By TIOL News Service

CHENNAI, OCT 12, 2018: THE ISSUE BEFORE THE BENCH IS - Whether since issuance of the notice u/s 148 is only initiation of proceedings for reopening of the assessment already finalised, and not the final order, mere non quoting of the reasons formed by the AO in such notice will not vitiate entire proceedings. AND THE VERDICT IS YES.

Facts of the case

THE grievance of the assessee was that the returns filed by it had been assessed initially u/s 143(1) and again as a special case u/s 143(3) by way of complete scrutiny of accounts. Therefore, according to the assessee, under those circumstances, the completed assessments were sought to be reopened after a lapse of six years without any basis or reasons by the AO.

The reasons stated by the AO to initiate reopening of assessment was that the assessee had received money from South Asia Entertainment Holdings Ltd in the name of share subscription along with share premium of Rs.203.98 Cr. According to the AO, since the chairman and founder of the Sun Group, Mr Kalanithi Maran and his wife, Mrs.Kaveri Kalanithi Maran were allotted shares only at Rs.10 per share without any premium, the share premium invested by M/s.South Asia Entertainment Holding Ltd was clearly excess value received and had to be treated as income of the Assessee and the same should be brought to tax. It was also contended that such high value of share premium was not a genuine transaction details of which was not fully disclosed by the assessee and therefore, such transaction was required to be assessed to tax u/s 68.
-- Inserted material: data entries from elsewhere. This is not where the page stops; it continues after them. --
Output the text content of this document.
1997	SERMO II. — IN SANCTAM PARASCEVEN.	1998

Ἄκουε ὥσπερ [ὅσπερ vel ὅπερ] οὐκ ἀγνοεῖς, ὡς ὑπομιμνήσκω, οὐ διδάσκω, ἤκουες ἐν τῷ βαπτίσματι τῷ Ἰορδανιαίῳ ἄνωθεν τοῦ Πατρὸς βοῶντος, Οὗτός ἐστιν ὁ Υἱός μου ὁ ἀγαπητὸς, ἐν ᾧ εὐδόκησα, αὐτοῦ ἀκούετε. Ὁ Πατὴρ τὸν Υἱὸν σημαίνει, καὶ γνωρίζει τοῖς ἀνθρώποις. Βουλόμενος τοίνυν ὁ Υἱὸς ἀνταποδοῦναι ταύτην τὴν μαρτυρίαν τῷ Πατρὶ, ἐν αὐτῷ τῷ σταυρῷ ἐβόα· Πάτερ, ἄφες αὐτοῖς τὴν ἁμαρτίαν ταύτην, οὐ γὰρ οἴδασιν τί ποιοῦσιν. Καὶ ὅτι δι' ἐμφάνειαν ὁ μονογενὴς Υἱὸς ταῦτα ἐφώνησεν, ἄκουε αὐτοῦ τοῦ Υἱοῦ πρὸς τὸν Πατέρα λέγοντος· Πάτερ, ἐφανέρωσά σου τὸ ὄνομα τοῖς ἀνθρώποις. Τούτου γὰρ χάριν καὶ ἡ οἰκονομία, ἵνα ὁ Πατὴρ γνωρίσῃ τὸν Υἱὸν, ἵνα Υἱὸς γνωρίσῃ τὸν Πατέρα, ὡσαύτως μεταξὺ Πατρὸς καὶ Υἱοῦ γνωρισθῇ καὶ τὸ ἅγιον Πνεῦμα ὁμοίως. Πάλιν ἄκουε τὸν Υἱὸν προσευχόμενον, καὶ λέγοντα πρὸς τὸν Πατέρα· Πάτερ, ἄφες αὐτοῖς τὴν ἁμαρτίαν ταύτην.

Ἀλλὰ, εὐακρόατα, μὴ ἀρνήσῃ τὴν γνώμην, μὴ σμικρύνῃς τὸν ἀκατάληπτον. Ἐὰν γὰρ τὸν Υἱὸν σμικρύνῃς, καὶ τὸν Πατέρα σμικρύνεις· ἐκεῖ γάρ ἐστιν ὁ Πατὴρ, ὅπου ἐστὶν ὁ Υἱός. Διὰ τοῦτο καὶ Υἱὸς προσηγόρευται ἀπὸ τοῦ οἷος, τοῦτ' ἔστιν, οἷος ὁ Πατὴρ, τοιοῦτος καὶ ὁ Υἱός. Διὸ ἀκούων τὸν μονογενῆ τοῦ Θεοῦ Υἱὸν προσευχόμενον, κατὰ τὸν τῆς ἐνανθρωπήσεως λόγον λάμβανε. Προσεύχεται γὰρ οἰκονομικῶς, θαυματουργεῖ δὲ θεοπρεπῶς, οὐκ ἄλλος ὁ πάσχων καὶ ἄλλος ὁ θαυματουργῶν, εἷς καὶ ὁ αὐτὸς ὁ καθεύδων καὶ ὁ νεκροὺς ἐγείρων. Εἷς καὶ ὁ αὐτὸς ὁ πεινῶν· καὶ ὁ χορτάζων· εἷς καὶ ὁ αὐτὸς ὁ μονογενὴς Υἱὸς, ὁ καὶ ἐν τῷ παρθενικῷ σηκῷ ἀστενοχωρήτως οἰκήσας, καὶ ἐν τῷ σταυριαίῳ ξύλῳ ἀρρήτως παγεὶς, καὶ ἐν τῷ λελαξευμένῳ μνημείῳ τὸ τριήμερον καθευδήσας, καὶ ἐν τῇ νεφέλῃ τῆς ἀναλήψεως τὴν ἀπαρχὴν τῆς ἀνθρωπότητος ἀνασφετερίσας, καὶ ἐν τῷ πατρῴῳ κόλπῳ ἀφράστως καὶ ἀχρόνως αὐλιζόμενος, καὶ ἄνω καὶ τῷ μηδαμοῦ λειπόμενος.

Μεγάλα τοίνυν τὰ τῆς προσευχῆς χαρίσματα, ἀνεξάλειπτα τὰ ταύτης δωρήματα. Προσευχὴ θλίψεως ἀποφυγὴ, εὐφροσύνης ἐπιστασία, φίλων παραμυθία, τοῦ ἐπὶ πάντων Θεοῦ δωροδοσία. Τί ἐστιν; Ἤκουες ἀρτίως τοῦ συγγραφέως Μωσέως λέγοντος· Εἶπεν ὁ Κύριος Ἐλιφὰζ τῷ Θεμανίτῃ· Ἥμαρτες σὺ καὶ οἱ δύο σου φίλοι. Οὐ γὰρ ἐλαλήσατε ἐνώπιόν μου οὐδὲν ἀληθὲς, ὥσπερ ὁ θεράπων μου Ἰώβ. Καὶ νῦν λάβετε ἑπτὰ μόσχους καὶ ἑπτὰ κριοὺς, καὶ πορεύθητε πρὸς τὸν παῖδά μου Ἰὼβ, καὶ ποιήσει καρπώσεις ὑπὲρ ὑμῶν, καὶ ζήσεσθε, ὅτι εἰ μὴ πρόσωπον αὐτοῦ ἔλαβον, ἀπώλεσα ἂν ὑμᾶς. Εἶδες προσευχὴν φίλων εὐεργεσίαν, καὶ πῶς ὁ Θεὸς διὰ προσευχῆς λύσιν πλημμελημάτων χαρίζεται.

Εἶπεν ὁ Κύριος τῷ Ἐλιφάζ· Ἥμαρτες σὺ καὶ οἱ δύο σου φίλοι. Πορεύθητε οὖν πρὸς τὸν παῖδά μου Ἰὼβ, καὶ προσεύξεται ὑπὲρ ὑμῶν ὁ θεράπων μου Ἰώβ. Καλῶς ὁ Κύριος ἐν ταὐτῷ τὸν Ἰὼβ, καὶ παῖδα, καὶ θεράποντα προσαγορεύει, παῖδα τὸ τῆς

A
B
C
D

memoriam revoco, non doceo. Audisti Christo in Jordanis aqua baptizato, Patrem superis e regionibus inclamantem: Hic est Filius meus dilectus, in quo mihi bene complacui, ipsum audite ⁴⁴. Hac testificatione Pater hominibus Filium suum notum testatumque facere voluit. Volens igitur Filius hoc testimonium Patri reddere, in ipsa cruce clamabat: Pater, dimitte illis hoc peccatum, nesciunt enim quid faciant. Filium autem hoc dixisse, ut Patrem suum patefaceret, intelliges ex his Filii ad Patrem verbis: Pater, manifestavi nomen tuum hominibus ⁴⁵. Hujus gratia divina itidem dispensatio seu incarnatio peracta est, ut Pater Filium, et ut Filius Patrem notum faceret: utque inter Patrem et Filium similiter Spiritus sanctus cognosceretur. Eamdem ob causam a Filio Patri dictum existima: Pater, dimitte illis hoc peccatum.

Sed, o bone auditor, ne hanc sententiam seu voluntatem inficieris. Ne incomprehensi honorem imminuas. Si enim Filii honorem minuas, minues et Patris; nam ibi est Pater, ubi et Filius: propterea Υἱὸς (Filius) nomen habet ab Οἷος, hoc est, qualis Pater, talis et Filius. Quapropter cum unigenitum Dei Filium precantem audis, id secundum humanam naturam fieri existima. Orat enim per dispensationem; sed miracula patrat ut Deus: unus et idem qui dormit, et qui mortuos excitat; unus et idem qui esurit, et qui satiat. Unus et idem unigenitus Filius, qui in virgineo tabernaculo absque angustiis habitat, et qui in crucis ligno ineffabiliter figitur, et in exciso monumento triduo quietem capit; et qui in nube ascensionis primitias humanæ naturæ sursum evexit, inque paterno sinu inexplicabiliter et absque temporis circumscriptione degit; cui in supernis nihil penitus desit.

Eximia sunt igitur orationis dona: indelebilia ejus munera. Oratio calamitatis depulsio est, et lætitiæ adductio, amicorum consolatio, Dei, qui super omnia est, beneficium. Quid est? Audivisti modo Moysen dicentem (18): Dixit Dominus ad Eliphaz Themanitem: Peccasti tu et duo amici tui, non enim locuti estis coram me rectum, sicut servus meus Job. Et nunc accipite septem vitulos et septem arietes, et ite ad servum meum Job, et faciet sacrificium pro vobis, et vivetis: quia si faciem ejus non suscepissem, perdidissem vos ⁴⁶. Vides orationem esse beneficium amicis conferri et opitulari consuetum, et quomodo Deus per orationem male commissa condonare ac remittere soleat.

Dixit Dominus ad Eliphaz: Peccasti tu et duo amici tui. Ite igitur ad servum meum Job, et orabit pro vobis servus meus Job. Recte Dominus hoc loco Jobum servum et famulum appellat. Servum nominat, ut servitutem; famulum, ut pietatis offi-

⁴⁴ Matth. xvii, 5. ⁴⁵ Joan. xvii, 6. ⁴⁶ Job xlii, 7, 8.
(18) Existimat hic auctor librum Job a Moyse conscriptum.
However, the contention of the assessee was that the AO had not disclosed the details from where share premium details were derived from. Therefore, according to the assessee, such non-disclosure of the source would clearly establish the fact that, such details were readily available in the financials and formed part of records during the course of original assessment and there were no new materials which came to the possession of the AO after completing and accepting the assessment. According to the assessee, the reason for reopening of the assessment was nothing but mere 'change of opinion' without any new material factors.

The High Court held that,

++ the issuance of the notice under Section 148 of the Act is nothing but initiation of the proceedings for reopening of the assessment already finalised. Undoubtedly, such reopenings are to be done cautiously and the reasons for reopening is also mandatory. In the absence of any substantial reason, the Assessing Officer cannot reopen the assessment which was closed long back. Mere issuance of notice cannot be construed as a final order. Initiation of the proceedings are to be construed as informations to the Assessee and can never be concluded as a final proceedings. Thus, the issuance of notice is an information provided to the Assessee, enabling him to avail of all further opportunities contemplated under the Statutes. Thus, the Court cannot come to the conclusion that non quoting of the reasons formed by the Assessing Officer in the notice will vitiate the entire proceedings. If such a proposition is adopted, then it would be certainly difficult for the Executives to reopen the cases as per the provisions of the Act. The procedures are contemplated under the Act, enabling the Assessee to avail the opportunity and defend their case in accordance with law;

++ the purpose of the Income Tax Act, more specifically, Sections 147 and 148 of the Act, is to ensure that the Assessees, who have suppressed the fact at the time of filing of their income tax returns or if the Department is in possession of certain new materials in respect of the assessment of a particular year, then the Assessee must be informed about the decision to reopen the assessment and after such information is provided, the procedures must be followed for the purpose of concluding the reassessment. In the present cases on hand, the proceedings have not reached its finality. It is only an initiation of proceedings under Sections 147 and 148 of the Act. The very initiation cannot be interfered with by the Courts in a routine manner. Judicial review against such initiations under the provisions of the Act, is certainly limited. The Court cannot intervene on such initiations in a routine manner in the absence of any valid and acceptable legal grounds. Thus, the exercise of judicial review in such matters regarding the initiation of the proceedings are to be exercised cautiously;

++ the assessee has to exhaust the remedy provided under the Act, this Court cannot entertain the writ petition, when there is a remedy available to the aggrieved person under the Statute. The High Court cannot usurp the power of the Appellate Authorities in respect of the adjudication of the merits and the demerits of the matter. The High Court cannot appreciate the mixed question of law and facts, at the initial stage, when a notice under Section 148 of the Income Tax Act, 1961 was issued to the Assessee for reopening the assessment. Such complex facts and circumstances are to be adjudicated by producing documents and by adducing evidences by the parties concerned. Such an exercise can never be done by the High Courts under Article 226 of the Constitution of India. Thus, entertaining a writ petition at the notice stage, must be sparingly and cautiously done. The High Courts must be restrained from entertaining such writ petitions when the very notice itself is under challenge.